つまだつ者は立たず。はだかる者は行かず。自らあらわるる者は明らかならず。自らとする者は彰われず。自らほこる者は功無し。自らほこる者は長からず。其れ道に在りてや、餘食よし贅行ぜいこうう。物つねにこれをにくむ。故に有道者ゆうどうしゃらざるなり。

(爪先で立とうとするものは、長くは立ってはおれない。両股をはだかるもの、これは一歩も歩けない。

 それと同じように、自分で自分をひけらかそうとするもの、これはかえって、自分の真実をおおい隠すものである。みずからを正しいとするものは、かえって名前が表れない。みずからの手柄に誇るもの、これはかえってその手柄をなくす。人が鼻について、だれもほめてくれなくなる。みずからの才能におごり高ぶるもの、これは長くは続かない。

 それらのもの、つまり外にひけらかされる自分、みずからを是とする、あるいはみずからの功績を誇る、そういったものはすべて、ほんとうの道と対比した場合、これは残りご飯、あるいは肉体におけるイボのようなものである。人はそういったものを見ることを必ず惡むであろう。

 だから、ほんとうに道をわきまえた人は、そういった外に表れた形、みせかけ、それでもって自分自身をわずらわそうとはしない。

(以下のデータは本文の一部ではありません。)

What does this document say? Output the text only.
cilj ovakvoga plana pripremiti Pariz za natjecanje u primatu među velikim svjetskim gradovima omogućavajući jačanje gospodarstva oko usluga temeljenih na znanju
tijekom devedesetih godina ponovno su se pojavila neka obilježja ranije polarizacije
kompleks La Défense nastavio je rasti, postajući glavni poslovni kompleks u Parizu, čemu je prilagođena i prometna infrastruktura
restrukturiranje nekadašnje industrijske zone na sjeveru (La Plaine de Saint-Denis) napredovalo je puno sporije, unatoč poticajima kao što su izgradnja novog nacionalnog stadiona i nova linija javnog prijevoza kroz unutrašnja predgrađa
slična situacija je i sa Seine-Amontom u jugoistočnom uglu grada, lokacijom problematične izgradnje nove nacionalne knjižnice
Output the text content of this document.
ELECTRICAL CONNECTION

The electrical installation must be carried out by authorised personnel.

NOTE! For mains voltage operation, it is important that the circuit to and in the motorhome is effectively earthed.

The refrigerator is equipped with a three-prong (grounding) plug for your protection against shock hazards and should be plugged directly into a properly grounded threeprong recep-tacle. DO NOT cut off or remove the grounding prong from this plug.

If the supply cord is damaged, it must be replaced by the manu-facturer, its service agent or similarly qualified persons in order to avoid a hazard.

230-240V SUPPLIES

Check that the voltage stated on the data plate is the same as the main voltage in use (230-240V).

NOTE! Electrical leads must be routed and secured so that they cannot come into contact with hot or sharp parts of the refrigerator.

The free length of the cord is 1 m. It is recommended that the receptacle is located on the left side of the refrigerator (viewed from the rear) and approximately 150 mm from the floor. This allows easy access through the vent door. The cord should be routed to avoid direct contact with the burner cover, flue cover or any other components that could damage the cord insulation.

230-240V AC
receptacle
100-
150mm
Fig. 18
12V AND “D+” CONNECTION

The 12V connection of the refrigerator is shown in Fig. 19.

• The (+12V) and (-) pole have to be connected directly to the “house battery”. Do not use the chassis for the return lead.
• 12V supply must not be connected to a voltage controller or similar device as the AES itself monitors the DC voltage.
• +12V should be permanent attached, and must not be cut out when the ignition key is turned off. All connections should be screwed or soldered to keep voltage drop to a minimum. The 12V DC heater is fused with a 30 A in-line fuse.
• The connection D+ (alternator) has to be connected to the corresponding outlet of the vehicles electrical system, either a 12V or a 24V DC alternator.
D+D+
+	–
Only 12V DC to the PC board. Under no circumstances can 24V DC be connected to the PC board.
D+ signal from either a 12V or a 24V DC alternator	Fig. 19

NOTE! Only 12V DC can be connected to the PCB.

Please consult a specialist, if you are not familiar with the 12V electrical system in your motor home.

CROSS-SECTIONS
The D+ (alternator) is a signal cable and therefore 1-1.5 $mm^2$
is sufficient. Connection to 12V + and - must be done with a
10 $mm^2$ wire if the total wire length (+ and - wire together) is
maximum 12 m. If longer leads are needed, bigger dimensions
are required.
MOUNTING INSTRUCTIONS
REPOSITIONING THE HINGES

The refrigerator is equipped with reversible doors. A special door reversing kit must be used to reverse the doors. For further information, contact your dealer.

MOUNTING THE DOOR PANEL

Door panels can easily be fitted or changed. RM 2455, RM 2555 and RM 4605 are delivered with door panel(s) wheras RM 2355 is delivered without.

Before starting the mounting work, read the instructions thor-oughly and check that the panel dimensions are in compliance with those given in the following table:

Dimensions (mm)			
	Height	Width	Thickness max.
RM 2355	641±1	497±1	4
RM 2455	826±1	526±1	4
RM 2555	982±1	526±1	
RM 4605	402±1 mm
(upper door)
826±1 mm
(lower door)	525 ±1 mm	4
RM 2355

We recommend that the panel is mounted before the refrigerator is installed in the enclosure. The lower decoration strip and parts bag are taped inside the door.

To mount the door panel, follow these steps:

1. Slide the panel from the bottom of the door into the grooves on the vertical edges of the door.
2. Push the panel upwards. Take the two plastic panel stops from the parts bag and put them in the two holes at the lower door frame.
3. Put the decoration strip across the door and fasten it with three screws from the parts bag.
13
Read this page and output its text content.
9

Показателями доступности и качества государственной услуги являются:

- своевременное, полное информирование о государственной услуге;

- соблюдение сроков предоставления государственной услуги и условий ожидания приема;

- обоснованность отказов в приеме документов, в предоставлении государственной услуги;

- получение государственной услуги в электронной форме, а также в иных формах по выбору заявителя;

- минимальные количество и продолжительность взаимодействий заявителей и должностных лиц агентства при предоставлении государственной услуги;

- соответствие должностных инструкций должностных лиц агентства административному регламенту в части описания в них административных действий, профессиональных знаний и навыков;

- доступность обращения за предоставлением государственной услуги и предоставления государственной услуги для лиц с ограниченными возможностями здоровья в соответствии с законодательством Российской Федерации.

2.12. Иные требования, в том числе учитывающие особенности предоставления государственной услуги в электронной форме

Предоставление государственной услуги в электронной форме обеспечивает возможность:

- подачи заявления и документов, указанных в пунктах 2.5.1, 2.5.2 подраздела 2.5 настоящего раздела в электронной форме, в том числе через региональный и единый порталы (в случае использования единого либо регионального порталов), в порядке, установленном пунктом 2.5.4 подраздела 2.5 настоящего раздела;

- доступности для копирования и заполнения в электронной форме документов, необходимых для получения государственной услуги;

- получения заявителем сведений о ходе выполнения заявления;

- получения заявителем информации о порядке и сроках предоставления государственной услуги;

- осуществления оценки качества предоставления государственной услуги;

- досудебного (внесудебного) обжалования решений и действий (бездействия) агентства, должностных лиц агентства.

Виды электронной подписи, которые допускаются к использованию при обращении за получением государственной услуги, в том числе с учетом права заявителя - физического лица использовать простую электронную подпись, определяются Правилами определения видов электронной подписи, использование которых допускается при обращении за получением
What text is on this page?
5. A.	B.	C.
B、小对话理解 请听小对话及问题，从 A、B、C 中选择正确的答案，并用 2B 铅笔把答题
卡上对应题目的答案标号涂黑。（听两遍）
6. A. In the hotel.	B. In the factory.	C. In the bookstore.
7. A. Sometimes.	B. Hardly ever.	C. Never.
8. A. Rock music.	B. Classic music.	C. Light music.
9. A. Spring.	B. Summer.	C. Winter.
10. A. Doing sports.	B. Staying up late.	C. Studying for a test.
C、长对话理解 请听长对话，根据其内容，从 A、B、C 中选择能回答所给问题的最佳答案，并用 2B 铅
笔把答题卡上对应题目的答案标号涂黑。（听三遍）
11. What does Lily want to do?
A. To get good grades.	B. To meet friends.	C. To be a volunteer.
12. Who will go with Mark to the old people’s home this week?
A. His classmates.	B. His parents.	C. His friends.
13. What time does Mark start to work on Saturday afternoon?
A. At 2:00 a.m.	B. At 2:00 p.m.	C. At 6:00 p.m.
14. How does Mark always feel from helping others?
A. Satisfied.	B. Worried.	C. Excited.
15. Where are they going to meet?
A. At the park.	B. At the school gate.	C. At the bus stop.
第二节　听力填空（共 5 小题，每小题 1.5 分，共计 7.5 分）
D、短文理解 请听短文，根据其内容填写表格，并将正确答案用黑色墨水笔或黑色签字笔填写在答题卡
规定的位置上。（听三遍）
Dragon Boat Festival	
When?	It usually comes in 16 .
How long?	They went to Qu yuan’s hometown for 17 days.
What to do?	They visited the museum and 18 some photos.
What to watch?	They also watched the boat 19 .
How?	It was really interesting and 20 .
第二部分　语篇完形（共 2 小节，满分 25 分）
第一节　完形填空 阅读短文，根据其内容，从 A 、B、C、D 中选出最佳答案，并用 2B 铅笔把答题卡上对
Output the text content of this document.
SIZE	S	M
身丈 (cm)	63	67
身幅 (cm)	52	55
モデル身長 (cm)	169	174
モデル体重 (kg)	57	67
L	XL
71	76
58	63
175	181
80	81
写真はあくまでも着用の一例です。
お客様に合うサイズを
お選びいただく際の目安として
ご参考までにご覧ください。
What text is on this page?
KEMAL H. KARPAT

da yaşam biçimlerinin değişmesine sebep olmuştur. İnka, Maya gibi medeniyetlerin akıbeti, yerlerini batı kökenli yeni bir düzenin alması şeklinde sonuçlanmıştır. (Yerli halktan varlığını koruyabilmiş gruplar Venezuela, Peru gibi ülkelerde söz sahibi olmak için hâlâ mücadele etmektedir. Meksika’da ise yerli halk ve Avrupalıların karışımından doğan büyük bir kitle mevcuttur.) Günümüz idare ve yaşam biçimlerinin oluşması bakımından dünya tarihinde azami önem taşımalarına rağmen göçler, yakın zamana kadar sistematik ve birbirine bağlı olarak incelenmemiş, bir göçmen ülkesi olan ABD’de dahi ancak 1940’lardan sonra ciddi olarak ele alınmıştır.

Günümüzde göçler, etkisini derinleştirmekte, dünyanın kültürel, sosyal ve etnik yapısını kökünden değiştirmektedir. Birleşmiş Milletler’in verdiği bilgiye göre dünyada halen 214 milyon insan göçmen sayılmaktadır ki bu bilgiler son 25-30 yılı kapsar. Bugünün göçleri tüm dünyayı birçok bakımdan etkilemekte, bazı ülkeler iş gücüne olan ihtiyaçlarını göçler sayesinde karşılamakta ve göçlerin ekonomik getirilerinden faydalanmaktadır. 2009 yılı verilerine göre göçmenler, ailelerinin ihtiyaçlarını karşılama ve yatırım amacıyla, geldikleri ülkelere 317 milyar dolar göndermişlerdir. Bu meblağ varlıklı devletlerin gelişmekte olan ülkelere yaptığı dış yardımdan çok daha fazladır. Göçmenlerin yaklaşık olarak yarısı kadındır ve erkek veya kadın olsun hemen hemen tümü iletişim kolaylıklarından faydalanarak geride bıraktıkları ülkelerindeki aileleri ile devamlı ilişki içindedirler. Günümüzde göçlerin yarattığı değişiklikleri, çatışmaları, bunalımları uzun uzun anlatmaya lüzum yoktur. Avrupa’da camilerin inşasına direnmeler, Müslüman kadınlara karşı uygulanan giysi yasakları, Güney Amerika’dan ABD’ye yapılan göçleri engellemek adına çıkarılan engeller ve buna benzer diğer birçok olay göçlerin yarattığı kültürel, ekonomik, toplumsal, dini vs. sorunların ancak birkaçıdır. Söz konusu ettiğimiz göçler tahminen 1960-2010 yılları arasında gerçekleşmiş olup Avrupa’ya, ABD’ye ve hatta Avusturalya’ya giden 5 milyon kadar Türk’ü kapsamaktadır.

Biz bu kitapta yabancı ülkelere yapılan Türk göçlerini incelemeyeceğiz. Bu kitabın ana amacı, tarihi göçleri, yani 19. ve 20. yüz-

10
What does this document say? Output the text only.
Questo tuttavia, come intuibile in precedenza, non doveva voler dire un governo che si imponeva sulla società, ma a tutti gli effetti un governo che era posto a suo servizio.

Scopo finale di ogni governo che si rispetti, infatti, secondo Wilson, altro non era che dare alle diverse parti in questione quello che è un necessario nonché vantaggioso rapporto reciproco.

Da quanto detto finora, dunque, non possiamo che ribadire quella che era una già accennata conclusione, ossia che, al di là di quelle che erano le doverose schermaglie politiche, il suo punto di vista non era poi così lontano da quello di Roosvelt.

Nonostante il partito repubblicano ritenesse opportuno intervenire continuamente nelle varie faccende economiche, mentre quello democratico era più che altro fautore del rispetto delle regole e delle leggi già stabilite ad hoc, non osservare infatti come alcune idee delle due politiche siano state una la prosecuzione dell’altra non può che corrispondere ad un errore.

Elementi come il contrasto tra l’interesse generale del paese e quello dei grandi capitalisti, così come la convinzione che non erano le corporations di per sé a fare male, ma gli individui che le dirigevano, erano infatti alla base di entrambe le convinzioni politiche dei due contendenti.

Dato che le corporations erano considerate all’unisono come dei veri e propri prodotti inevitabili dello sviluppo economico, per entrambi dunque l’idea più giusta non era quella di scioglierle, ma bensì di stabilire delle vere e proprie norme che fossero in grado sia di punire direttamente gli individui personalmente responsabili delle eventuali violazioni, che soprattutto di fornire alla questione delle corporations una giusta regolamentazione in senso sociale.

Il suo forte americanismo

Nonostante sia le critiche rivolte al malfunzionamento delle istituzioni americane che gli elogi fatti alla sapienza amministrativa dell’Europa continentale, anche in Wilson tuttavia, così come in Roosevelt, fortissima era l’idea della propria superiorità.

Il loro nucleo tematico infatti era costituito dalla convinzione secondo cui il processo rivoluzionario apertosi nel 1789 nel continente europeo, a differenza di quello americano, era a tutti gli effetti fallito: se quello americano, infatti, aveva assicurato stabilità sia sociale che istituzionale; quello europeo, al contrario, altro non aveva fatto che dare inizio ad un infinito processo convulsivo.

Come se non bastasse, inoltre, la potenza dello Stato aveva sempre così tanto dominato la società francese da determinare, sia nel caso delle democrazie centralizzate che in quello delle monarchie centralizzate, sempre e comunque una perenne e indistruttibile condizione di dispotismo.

)

<出典:「老子講義録 本田濟講述」読老會編 致知出版社>

 

 

 

 講述の本田氏によれば、暗唱に便利なように、誌を作るように字数を勘定しているとのこと。

 

ちなみに、道徳眞經口義原文は以下となります。

 

跂者不立 跨者不行 

自見者不明 自是者不彰 自伐者無功 自矜者不長

其在道也 曰餘食贅行 物故惡之 故有道者不處也

 

 

 わかりやすい道理です。

 

自分を大きく見せようと爪先立つこと

 両足を広げてふんぞり返って虚勢を張ること

  自己主張の激しいこと

   自分こそが正しいとすること

    手柄をひけらかすこと

 

これらのことは永続しない。

 

残飯かイボのような余計なもの。

 

 

ほんとうの有道者は、これらのことが外に表れない。

 

形になって表れると、自分で自分をわずらわすことになるから。

 

 

 

こんな言葉を聞いたことがあります。

 

「成功」の反対はなに?

 

「失敗」

 

 

それは違う。

 

「成功」の反対は「なにもしない」

 

 

挑戦すること、開拓すること、修行すること、

これらを行えば、その結果、自分を高められます。

 

これが成果です。

 

 

しかし、その度合いはまちまちですし、ゴールはありません。

 

自分で自分に課した目標のために、継続して、一生をかけて取り組むことになります。 

 

 

 

そして、その過程で“成功”や“失敗”として表されるもの・・・・・・も付いてきます。

 

しかし、これらは取るに足らないもの。

 

今日の言葉では、人が嫌がる残飯かイボ程度のものとのこと。

 

 

 

ところが、多くの人はそれに執着してしまいがちです。

 

すると、そこで挑戦、開拓、修行が終わりとなります。 

 

 

 

渋澤栄一は、「論語と算盤」の中で

 

「成功や失敗のごときは、ただ丹精した人の身に残る糟粕そうはくのようなものである。」

「成功など、人として為すべきことを果たした結果生まれるカスにすぎない以上、

気にする必要など全くない。」 と言われています。

 

<出典:「月刊誌 致知」藤尾秀昭発行 致知出版社、

「現代語訳 論語と算盤」渋沢栄一著 守屋淳訳 ちくま新書>

 

 

目的を見失ってはなりません。

 

目的はあくまで、自らを高める挑戦、修養を行っていくことです。

 

 

それを自分の仕事にすることができれば、

 

それはとても幸せな人生と言えるでしょう。